На самом краю пристанционной площади, едва ли не впритык к лестнице, ведущей с перрона, уже стояла тройка, запряженная в кошевку с крытым верхом, а на облучке восседал, расправив по полушубку седую бороду, Лиходей. Победно поглядывал по сторонам и натягивал вожжи, сдерживая своих коней, готовых сорваться с места в неудержимом галопе. Арина обрадовалась ему, как родному:
– Здравствуй, дед! А почему без балалайки? Неужели играть перестал?
– Без балалайки я по той причине, что пальцы у меня мерзнут без рукавиц, видишь, рукавицы натянул… А как тепло грянет – заиграю! Милости просим в нашу карету.
Свидерский заботливо усадил Арину в возок, укутал ей ноги, сел сам и скомандовал:
– Трогай!
Лиходею два раза повторять не надо. Полохнул над пристанционной площадью пронзительный свист, и тройка ударилась в галоп, выскакивая на ровную, накатанную дорогу, залитую искрящимся на снегу солнцем.
И так было радостно мчаться по этой дороге, так встрепенулась душа, уставшая от постоянного тревожного чувства, и так сладко было сознавать, что ждет впереди скорый выход на сцену, что Арина не удержалась, скинула теплые шерстяные варежки и захлопала от восторга в ладоши.
Лиходей и на этот раз не оплошал. Дорогу от Круглой до горы Пушистой его тройка одолела одним махом.
Возле Пушистой попросила Арина остановиться, и когда вышла из кошевки, сразу увидела голубой купол небольшой, невысокой, но очень красивой и с любовью выстроенной часовни. Прошла к ней, прислонила голые ладони к холодным бревнам и долго стояла, прикрыв глаза, пытаясь воскресить в памяти образ молодой Глаши, но он ускользал, словно подернутый дымкой, и только длинная толстая коса ярко вставала перед глазами.
– Вот, Глашенька, заехала тебя попроведать, поклониться, прощения попросить… – шептала, чуть слышно, едва размыкая губы, и гладила шершавые, настылые бревна, словно они были живыми.

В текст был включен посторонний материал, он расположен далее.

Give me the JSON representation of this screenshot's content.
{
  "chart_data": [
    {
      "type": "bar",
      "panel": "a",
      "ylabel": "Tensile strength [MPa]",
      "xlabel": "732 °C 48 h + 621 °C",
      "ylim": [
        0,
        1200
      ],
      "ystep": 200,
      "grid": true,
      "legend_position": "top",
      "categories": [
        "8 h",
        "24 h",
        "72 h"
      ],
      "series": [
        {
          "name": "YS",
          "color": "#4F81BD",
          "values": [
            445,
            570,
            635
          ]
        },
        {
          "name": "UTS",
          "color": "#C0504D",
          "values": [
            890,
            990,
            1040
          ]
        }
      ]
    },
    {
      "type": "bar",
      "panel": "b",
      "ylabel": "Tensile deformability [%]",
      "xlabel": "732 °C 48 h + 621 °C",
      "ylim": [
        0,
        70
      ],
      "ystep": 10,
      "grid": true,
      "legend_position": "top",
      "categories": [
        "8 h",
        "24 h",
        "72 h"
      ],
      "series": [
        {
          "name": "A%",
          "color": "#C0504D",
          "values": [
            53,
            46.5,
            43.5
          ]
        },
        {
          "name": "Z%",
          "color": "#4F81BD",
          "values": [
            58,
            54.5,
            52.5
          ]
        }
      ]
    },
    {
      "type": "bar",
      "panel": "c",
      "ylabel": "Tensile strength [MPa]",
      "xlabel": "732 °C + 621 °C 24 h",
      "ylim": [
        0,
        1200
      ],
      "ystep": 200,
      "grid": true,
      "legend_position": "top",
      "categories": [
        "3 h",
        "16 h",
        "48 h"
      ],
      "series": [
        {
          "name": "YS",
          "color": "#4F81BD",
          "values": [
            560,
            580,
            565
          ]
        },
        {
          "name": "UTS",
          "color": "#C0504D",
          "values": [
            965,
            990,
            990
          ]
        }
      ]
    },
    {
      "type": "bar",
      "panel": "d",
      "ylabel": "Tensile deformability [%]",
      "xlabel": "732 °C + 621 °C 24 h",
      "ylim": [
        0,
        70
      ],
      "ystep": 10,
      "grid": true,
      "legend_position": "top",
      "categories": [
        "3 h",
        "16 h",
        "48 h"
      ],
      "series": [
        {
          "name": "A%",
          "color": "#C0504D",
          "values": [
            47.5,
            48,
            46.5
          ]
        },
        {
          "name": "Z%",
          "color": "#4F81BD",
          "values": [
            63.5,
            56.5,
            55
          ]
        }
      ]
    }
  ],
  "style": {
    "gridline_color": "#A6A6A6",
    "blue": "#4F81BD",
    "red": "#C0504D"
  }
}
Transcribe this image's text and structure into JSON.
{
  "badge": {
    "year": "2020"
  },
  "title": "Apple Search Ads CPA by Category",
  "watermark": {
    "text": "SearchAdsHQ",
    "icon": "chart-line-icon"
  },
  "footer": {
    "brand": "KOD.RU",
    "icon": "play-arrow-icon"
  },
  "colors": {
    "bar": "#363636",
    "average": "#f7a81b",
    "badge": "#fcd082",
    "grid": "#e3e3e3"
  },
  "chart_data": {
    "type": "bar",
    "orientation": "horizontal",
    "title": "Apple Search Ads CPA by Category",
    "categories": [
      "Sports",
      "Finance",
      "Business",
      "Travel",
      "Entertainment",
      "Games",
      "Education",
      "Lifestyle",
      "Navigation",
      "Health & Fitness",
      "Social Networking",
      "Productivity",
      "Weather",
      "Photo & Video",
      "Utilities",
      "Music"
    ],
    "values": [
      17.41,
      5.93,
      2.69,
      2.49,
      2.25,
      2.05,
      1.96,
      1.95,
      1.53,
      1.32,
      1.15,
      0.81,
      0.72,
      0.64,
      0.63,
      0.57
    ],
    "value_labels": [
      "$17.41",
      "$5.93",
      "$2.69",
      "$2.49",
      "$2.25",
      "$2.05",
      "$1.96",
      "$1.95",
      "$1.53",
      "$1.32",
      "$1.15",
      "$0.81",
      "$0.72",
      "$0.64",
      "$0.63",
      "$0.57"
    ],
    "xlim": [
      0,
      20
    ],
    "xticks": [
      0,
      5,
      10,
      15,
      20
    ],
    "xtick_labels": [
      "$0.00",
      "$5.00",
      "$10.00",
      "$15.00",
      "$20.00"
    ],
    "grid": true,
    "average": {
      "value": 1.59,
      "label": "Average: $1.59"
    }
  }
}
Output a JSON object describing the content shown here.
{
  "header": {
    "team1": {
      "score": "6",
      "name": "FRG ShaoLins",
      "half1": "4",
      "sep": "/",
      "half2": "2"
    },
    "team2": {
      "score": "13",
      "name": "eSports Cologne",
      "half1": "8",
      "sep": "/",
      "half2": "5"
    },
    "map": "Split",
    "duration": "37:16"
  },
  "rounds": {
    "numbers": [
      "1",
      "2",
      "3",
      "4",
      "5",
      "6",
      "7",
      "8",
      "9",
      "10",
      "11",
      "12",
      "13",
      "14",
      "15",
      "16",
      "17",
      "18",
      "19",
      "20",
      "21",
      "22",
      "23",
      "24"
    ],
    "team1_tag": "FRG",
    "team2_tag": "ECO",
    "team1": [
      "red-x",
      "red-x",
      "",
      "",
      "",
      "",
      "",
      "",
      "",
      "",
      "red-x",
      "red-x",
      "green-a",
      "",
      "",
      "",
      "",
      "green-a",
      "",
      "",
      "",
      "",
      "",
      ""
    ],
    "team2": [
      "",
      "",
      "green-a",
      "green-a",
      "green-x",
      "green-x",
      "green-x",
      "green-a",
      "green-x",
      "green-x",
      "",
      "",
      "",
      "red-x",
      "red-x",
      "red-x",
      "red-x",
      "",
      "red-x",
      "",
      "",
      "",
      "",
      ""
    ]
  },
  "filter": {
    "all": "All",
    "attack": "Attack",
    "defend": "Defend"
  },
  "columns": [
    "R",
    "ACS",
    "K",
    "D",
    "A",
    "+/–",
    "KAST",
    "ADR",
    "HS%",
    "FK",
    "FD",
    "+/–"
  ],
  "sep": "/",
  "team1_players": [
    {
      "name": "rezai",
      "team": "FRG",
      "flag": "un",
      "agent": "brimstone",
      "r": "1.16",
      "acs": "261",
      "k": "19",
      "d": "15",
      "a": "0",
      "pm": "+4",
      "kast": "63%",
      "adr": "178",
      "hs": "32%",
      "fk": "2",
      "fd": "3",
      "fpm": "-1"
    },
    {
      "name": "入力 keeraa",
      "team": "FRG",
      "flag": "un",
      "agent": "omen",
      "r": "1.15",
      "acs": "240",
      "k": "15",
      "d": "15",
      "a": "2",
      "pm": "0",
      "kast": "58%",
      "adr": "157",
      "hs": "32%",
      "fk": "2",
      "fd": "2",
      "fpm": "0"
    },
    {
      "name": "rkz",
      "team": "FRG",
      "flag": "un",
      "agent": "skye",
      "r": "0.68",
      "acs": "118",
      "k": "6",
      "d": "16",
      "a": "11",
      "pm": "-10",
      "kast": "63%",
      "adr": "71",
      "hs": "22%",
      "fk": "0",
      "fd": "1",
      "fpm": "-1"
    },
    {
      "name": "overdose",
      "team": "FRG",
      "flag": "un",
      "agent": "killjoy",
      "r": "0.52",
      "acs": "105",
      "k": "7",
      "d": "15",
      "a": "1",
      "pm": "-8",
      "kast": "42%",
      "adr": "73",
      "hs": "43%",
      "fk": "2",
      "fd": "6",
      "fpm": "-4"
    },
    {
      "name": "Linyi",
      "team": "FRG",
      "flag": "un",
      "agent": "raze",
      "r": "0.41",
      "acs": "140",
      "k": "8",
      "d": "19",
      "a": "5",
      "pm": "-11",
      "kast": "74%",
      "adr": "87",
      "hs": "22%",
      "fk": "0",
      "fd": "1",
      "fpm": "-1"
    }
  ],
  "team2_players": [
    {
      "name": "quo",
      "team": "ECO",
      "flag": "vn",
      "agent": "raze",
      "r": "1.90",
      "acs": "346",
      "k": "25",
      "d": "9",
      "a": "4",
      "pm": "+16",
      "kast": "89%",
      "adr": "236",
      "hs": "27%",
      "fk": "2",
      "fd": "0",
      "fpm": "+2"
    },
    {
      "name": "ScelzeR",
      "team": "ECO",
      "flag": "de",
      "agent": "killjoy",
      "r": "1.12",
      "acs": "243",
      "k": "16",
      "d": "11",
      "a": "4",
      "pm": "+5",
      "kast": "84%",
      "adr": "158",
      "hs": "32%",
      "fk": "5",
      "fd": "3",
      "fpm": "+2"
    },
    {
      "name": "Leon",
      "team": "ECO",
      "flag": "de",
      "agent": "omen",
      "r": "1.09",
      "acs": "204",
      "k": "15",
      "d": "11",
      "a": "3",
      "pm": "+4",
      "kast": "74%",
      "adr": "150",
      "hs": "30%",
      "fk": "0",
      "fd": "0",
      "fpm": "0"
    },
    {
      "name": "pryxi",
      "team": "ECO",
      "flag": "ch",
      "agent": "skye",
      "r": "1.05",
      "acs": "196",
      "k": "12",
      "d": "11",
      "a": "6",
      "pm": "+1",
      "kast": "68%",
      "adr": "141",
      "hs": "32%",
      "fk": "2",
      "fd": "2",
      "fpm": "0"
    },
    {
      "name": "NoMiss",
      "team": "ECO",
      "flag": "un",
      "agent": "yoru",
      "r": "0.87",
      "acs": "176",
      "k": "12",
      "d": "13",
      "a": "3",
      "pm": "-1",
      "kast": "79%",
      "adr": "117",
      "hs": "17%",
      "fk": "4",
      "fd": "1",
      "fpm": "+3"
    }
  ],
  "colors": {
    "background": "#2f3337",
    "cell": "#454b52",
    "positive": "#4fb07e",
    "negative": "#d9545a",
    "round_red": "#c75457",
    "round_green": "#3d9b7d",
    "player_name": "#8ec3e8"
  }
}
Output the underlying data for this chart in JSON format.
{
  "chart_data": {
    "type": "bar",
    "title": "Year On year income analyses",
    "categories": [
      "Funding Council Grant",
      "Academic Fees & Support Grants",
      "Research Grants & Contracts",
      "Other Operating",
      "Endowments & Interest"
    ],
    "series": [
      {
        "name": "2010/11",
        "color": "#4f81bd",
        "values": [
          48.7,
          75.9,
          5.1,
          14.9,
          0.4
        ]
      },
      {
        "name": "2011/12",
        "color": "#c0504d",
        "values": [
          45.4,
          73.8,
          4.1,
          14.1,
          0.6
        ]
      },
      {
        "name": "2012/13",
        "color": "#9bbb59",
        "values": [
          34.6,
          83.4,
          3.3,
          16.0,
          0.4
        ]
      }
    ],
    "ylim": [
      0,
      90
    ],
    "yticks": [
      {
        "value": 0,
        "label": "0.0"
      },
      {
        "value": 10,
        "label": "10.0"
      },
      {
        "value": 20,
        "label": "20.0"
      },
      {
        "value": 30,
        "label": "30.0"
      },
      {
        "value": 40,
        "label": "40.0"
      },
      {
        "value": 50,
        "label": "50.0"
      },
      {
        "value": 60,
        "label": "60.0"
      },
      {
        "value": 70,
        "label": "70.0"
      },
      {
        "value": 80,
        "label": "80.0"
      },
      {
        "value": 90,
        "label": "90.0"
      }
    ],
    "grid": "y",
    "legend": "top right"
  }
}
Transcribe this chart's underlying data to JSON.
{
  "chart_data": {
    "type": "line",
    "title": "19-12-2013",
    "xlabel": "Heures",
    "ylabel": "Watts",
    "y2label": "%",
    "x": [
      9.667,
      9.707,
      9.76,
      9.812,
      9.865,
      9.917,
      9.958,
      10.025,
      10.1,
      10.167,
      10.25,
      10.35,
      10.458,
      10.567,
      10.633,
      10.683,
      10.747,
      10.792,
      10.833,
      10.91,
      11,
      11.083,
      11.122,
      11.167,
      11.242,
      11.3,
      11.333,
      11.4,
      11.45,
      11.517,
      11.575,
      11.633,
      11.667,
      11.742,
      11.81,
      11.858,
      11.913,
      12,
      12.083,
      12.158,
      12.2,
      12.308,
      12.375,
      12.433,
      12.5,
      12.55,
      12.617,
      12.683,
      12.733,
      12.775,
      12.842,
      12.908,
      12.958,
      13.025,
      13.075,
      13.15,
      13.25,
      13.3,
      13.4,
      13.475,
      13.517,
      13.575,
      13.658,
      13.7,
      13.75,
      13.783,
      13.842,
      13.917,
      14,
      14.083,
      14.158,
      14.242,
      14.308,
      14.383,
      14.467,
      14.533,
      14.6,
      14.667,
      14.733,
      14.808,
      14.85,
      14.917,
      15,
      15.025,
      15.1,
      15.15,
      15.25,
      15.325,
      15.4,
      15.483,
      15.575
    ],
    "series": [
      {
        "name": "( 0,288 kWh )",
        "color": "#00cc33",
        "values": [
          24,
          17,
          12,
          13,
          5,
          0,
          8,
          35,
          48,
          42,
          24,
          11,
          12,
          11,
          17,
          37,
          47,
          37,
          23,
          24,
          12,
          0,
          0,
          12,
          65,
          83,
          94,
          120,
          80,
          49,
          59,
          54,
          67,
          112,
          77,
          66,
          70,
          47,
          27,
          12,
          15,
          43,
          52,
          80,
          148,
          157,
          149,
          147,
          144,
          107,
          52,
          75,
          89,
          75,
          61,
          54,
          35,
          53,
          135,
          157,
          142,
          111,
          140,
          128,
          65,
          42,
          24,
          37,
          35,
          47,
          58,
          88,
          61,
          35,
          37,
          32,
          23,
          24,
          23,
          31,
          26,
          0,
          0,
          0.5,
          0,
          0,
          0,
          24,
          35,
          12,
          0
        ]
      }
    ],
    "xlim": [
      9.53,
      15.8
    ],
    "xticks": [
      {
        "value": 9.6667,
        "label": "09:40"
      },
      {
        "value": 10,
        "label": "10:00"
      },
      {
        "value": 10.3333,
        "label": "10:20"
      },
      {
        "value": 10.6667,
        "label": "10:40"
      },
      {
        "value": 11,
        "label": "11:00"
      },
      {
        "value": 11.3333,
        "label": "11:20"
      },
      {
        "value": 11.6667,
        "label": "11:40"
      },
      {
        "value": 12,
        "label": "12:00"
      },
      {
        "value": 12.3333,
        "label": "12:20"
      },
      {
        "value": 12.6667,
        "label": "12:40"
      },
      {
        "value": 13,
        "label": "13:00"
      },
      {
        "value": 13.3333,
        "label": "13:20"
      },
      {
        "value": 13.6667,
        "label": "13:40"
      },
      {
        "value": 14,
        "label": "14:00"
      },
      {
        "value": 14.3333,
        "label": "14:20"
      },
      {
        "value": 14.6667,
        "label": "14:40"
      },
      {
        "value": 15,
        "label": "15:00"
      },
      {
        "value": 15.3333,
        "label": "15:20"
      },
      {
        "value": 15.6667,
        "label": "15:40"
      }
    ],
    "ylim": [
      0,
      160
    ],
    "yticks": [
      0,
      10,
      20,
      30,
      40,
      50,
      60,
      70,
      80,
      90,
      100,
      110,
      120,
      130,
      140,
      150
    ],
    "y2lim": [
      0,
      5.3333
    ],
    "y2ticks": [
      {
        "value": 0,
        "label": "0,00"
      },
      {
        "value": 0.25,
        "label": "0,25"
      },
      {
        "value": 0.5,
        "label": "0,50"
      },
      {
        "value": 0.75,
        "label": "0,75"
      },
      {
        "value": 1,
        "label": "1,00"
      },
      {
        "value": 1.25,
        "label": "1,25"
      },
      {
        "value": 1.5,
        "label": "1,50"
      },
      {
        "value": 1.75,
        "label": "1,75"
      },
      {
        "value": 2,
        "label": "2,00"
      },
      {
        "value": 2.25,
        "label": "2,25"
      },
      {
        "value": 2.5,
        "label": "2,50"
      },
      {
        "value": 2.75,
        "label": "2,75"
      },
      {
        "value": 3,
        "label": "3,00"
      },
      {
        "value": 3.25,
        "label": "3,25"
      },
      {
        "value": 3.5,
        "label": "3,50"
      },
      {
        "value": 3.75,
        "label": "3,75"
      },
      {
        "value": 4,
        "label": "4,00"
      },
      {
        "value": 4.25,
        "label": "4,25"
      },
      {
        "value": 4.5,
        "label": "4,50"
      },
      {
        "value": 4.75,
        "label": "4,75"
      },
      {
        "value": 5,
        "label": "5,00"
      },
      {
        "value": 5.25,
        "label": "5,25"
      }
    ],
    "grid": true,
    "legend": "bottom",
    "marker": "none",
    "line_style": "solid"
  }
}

Постояв, она вошла в часовню, и в небольшом, полутемном пространстве сразу увидела большую икону Богородицы; и долго, обо всем позабыв, горячо молилась перед этим образом, вспоминая всех людей, живых и ушедших, которые встретились ей на длинной дороге судьбы. Именно здесь, в часовне, поставленной в память мученицы Глаши, они являлись перед ней, и она просила о заступничестве за всех: за Ласточку, за Благиниа с Суховым, за Якова Сергеевича Черногорина, за воюющего Николая Григорьевича Дугу и даже за молоденького и наивного солдатика Шабунина, вспоминала благодарным словом Платона Прохоровича Огурцова, кланялась светлой памяти родителей своих и еще многим-многим людям нашлось место в ее длинной и горячей молитве.
Выйдя из часовни, Арина замерла, снова приложив руки к холодным бревнам, постояла, прощаясь, и нехотя, оглядываясь, направилась к дороге, где ждали ее Свидерский и Лиходей, направилась по старым своим следам, которые глубоко и четко обозначались в непримятом, чистом снегу. На душе у нее было легко и спокойно.